Fig. 2. TGF-β-mediated TAK1 exon 12 exclusion requires Smad3, PCBP1 and Rbfox2.

(a) RT-PCR detection of TAK1 isoforms in NMuMG cells transfected with siRNA and treated with TGF-β for 72 h. NS indicates Non-specific siRNA.

(b) Western blot showing Smad3, PCBP1 and Rbfox2 knockdown in NMuMG cells.

(c) Western blot showing Rbfox2 expression is induced by TGF-β in NMuMG cells.

(d) qRT-PCR analysis of TAK1 exon 12 ratio to TAK1 standard exon 2 in NMuMG cells treated with TGF-β at various time points. Data are shown as mean ± SD (n=3), statistically significant difference between treated and untreated samples is indicated, *p<0.05, **p<0.01, *** p<0.001.

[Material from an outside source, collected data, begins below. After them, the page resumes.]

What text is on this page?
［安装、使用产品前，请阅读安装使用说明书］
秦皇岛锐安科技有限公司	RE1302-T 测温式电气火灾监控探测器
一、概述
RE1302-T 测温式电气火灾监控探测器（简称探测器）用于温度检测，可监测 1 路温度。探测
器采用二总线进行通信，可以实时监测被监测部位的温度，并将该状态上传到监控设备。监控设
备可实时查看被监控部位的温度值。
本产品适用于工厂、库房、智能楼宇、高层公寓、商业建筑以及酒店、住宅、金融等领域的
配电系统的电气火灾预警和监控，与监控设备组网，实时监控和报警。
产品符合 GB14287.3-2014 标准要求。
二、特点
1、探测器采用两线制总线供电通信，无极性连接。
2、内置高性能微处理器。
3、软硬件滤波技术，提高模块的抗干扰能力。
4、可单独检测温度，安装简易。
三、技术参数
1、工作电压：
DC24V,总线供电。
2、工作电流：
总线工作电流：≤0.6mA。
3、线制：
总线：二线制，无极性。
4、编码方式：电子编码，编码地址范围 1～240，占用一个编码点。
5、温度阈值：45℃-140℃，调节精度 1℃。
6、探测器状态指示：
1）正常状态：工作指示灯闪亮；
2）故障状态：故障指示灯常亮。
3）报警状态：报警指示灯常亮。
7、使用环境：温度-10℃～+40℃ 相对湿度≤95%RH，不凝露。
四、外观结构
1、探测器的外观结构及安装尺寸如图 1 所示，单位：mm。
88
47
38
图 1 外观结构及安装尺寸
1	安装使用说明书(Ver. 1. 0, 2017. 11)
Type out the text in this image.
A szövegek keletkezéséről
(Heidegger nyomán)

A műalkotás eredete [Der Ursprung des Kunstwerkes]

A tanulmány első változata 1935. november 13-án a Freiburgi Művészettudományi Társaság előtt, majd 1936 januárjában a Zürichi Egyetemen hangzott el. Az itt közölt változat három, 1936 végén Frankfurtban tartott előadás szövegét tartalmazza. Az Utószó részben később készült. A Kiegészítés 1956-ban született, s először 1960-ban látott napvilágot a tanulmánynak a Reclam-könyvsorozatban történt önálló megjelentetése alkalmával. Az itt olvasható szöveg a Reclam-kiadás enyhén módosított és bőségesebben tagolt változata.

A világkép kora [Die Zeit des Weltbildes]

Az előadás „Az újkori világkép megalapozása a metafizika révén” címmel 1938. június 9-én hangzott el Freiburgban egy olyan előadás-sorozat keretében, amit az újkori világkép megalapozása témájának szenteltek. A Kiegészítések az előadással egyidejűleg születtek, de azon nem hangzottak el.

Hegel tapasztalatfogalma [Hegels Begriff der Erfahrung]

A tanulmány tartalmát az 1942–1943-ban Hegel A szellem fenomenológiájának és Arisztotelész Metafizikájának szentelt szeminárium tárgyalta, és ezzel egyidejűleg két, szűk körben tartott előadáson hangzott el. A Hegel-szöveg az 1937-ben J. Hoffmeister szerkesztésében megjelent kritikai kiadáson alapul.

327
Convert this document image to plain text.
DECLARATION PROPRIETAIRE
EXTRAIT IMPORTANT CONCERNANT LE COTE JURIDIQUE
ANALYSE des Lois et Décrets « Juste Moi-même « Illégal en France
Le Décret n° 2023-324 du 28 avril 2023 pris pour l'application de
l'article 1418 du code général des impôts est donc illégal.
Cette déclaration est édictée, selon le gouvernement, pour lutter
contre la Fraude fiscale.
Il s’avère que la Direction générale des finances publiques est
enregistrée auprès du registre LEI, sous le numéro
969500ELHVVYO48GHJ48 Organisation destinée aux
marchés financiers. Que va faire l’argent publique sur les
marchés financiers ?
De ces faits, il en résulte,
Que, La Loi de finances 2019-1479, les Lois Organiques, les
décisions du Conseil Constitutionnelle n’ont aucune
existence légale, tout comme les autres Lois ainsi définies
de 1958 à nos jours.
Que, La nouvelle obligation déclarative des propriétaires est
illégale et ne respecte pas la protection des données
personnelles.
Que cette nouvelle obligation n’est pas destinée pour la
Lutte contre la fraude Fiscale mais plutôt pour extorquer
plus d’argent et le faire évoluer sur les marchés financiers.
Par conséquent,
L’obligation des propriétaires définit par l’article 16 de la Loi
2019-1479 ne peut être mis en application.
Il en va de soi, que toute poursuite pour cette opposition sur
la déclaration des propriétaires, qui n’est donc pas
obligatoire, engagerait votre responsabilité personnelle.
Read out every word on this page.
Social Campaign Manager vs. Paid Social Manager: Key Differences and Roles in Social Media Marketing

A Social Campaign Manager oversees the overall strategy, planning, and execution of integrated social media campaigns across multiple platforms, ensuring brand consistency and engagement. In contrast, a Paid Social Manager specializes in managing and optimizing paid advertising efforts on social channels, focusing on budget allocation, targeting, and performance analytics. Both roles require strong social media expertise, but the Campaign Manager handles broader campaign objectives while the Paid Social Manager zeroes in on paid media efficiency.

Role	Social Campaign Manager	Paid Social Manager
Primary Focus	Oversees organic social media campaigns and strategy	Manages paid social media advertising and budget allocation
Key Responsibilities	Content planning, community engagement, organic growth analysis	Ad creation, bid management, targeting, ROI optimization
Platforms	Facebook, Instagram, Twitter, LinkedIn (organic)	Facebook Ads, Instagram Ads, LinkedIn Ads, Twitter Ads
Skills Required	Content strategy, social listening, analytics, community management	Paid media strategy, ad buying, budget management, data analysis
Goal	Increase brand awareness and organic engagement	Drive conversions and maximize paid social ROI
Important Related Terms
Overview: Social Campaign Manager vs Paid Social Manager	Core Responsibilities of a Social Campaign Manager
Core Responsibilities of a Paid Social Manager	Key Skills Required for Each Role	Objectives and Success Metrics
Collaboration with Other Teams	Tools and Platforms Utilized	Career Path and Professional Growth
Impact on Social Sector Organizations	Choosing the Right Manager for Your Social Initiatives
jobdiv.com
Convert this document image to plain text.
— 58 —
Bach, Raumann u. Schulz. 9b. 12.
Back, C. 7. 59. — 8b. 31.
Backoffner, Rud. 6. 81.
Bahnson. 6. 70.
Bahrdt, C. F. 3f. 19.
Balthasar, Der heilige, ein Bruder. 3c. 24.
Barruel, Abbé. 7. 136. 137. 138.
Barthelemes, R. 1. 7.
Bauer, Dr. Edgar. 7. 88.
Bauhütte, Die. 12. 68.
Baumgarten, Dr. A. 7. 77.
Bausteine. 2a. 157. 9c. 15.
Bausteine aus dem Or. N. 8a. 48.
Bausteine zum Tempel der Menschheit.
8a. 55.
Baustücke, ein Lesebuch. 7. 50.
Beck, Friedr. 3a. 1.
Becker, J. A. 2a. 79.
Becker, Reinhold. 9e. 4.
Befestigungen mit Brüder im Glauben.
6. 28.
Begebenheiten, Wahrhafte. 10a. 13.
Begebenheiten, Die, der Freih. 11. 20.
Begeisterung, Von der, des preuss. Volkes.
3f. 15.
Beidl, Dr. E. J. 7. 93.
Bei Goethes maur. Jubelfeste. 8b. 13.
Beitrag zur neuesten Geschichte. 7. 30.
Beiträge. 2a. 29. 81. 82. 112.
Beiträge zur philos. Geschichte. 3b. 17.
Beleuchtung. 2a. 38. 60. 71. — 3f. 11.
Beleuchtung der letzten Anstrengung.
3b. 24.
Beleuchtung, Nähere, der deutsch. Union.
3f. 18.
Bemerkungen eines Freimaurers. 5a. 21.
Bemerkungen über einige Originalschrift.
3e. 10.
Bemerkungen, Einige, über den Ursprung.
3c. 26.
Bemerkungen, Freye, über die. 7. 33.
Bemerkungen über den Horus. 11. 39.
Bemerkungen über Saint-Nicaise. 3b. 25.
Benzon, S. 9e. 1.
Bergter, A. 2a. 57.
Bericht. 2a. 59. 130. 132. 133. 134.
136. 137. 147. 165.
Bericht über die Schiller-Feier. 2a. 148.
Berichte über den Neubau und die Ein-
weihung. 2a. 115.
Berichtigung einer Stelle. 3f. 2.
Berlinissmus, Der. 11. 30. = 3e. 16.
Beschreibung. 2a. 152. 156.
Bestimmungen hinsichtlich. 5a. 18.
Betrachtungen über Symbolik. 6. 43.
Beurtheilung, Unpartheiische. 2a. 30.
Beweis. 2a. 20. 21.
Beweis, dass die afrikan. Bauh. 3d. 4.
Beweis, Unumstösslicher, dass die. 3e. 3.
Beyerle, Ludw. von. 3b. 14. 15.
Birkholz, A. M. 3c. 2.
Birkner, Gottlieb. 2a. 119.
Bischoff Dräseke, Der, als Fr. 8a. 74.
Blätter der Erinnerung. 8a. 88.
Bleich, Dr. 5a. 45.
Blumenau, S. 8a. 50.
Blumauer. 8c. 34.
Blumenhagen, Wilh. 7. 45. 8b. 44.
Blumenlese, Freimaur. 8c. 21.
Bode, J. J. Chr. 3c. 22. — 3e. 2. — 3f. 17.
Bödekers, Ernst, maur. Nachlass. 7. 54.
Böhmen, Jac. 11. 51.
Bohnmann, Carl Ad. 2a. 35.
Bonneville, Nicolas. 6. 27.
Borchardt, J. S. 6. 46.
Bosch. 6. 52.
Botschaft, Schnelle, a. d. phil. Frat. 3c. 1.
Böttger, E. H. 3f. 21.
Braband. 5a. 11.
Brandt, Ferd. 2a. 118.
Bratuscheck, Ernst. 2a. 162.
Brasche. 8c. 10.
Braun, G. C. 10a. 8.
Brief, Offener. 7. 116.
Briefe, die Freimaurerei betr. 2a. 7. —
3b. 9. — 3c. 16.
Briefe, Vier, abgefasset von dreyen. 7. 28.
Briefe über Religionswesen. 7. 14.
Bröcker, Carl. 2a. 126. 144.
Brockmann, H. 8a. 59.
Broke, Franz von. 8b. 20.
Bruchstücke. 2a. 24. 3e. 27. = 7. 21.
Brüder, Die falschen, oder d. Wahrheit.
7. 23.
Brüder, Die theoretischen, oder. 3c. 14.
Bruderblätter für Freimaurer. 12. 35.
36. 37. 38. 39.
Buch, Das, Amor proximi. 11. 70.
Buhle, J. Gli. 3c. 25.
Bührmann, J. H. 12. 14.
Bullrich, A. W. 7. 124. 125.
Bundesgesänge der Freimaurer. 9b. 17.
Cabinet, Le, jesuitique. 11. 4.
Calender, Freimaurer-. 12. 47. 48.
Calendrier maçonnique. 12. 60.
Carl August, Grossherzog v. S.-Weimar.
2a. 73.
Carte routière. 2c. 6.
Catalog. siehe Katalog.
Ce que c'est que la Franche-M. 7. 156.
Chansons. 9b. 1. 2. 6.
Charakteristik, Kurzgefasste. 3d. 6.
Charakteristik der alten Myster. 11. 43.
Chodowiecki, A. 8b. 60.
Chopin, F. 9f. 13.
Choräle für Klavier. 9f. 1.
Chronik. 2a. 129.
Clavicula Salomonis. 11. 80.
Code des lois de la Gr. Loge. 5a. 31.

(e) Western blot showing that Smad3 but not PCBP1 is required for TGF-β-induced Rbfox2 expression in NMuMG cells.

(f-i) Recruiting Smad3, PCBP1, Rbfox2 and U2AF2 to TAK1 pre-RNA by TGF-β. Top panels: standard PCR and gel analysis of RIP samples with a TAK1 pre-mRNA primer set, TGF-β treatment was for 2 h; bottom panel: qRT-PCR analysis of samples used in top panels. Data are shown as mean ± SD (n=3), statistically significant difference comparing siRNA transfected to control siNS transfected TGF-β-treated sample is indicated, *p<0.05, **p<0.01.